CrunchyData / postgres-operator

Production PostgreSQL for Kubernetes, from high availability Postgres clusters to full-scale database-as-a-service.
https://access.crunchydata.com/documentation/postgres-operator/v5/
Apache License 2.0
3.93k stars 592 forks source link

Cluster Startup fails when the old lead node is down #3778

Closed David-Angel closed 8 months ago

David-Angel commented 11 months ago

Overview

After performing a cluster shutdown the cluster will never come up if the node the lead was on is removed or can not be brought back online.

Environment

Kubernetes, 3 or more node cluster using sync replication

Steps to Reproduce

REPRO

Follow the instructions for shutdown kubectl patch postgrescluster/hippo -n postgres-operator --type merge --patch '{"spec":{"shutdown": true}}'

Remove or disable the node the lead was on.
This is to verify we can recover the cluster in a disaster scenario.

Start the cluster back up kubectl patch postgrescluster/hippo -n postgres-operator --type merge --patch '{"spec":{"shutdown": false}}'

The lead pod will remain in pending state forever. Performing a failover or switchover fails as the target replica must be online.

The workaround I have come up for this is

  1. Turn off CrunchyData processing
  2. Edit the statefulsets of the replicas setting their replicas count from zero to 1
  3. Delete the PVC (not PV) of the old lead with --wait=false
  4. Delete the old lead pod
  5. Turn on CrunchyData processing

It would be very nice to have a simpler method of resolving this please.

jmckulk commented 11 months ago

Hey @David-Angel, I did a quick test using two nodes and the primary was recreated on the working node. However, I just noticed that you mentioned sync replication, so I did not test that. If you want to share your spec I'll try to replicate the issue again.

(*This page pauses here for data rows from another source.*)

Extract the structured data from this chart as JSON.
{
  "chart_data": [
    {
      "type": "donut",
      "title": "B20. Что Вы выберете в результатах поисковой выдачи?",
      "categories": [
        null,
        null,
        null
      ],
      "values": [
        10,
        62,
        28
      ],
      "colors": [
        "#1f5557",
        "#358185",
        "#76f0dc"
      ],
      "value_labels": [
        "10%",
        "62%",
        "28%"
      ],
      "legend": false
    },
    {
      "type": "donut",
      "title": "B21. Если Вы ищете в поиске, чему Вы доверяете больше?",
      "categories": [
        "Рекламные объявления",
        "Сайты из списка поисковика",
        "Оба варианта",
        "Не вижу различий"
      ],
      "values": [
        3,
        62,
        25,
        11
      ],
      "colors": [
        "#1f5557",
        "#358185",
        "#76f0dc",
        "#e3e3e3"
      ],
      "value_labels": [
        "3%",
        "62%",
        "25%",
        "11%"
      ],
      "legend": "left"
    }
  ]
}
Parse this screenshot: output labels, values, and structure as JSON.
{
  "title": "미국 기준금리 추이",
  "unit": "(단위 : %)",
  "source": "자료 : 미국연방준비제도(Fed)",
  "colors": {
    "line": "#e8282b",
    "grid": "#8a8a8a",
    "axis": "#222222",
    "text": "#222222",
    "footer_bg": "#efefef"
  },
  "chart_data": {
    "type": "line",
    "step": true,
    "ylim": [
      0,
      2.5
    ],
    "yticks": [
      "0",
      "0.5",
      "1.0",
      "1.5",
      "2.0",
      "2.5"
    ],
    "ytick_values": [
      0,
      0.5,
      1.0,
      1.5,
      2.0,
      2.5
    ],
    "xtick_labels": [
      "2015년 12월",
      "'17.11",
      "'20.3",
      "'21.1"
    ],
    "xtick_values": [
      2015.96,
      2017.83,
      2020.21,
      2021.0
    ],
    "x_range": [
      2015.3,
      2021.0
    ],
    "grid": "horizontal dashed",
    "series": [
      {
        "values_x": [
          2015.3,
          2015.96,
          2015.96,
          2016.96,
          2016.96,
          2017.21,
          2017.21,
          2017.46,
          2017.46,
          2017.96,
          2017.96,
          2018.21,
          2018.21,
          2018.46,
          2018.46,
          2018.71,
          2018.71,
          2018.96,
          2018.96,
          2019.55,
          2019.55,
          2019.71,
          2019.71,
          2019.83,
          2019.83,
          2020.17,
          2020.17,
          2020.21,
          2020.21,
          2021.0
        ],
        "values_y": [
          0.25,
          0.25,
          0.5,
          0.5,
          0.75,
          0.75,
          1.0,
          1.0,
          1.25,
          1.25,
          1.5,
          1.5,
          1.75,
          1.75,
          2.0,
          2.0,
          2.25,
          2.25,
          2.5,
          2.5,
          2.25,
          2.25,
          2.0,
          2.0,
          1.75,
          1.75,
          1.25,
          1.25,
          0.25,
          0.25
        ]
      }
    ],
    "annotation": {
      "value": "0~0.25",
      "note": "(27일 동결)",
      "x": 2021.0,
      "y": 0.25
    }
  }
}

David-Angel commented 11 months ago

Here is a cut down version with the relevant info.

cat <<EOF | k apply -f -

  apiVersion: postgres-operator.crunchydata.com/v1beta1
  kind: PostgresCluster
  metadata:
    finalizers:
    - postgres-operator.crunchydata.com/finalizer
    name: postgres-ha
    namespace: default
  spec:
    customReplicationTLSSecret:
      name: postgres-ha-repl-tls
    customTLSSecret:
      name: postgres-ha-tls
    instances:
    - dataVolumeClaimSpec:
        accessModes:
        - ReadWriteOnce
        resources:
          requests:
            storage: 20Gi
        storageClassName: local-path-with-retention
      name: test1
      replicas: 3
      resources:
        requests:
          cpu: 200m
          memory: 512Mi
    patroni:
      dynamicConfiguration:
        postgresql:
          parameters:
            log_destination: stderr
            log_hostname: false
            log_line_prefix: 'postgres, %t, app=%a, db=%d, user=%u, host=%h, %p: '
            log_statement: none
            logging_collector: "off"
            max_connections: 300
            max_wal_size: 2GB
            max_worker_processes: 8
            pgnodemx.kdapi_enabled: true
            pgnodemx.kdapi_path: /etc/database-containerinfo
            shared_buffers: 64MB
            shared_preload_libraries: timescaledb,pgnodemx
            synchronous_commit: "on"
            timescaledb.license: apache
            timescaledb.max_background_workers: 8
            timescaledb.telemetry_level: "off"
            wal_keep_size: 10GB
        synchronous_mode: true
        synchronous_node_count: 2
      leaderLeaseDurationSeconds: 30
      port: 8008
      syncPeriodSeconds: 10
    port: 5432
    postgresVersion: 14

EOF
jmckulk commented 11 months ago

I tried again with sync replication enabled and was still unable to replicate the issue. Do you have any logs that might point at the issue? How are you taking the node offline?

David-Angel commented 11 months ago

We are using this to shutdown kubectl patch $(k get postgrescluster -o name) --type merge --patch '{"spec":{"shutdown": true}}'

No logs to speak of. For taking the node offline we shut it down in vSphere.

tjmoore4 commented 8 months ago

@David-Angel I did some testing for this scenario as well and wasn't able to replicate your error scenario either. It might be helpful to have the describe output from any pending objects (such as StatefulSets, PVCs, etc). Without more to go on, I don't think we'll be able to properly identify the source of the error. If you're able to provide more information, I'd be happy to take a closer look.

tjmoore4 commented 8 months ago

Since we haven't heard back on this issue for some time, I am closing this issue. If you need further assistance, feel free to re-open this issue or ask a question in our Discord server.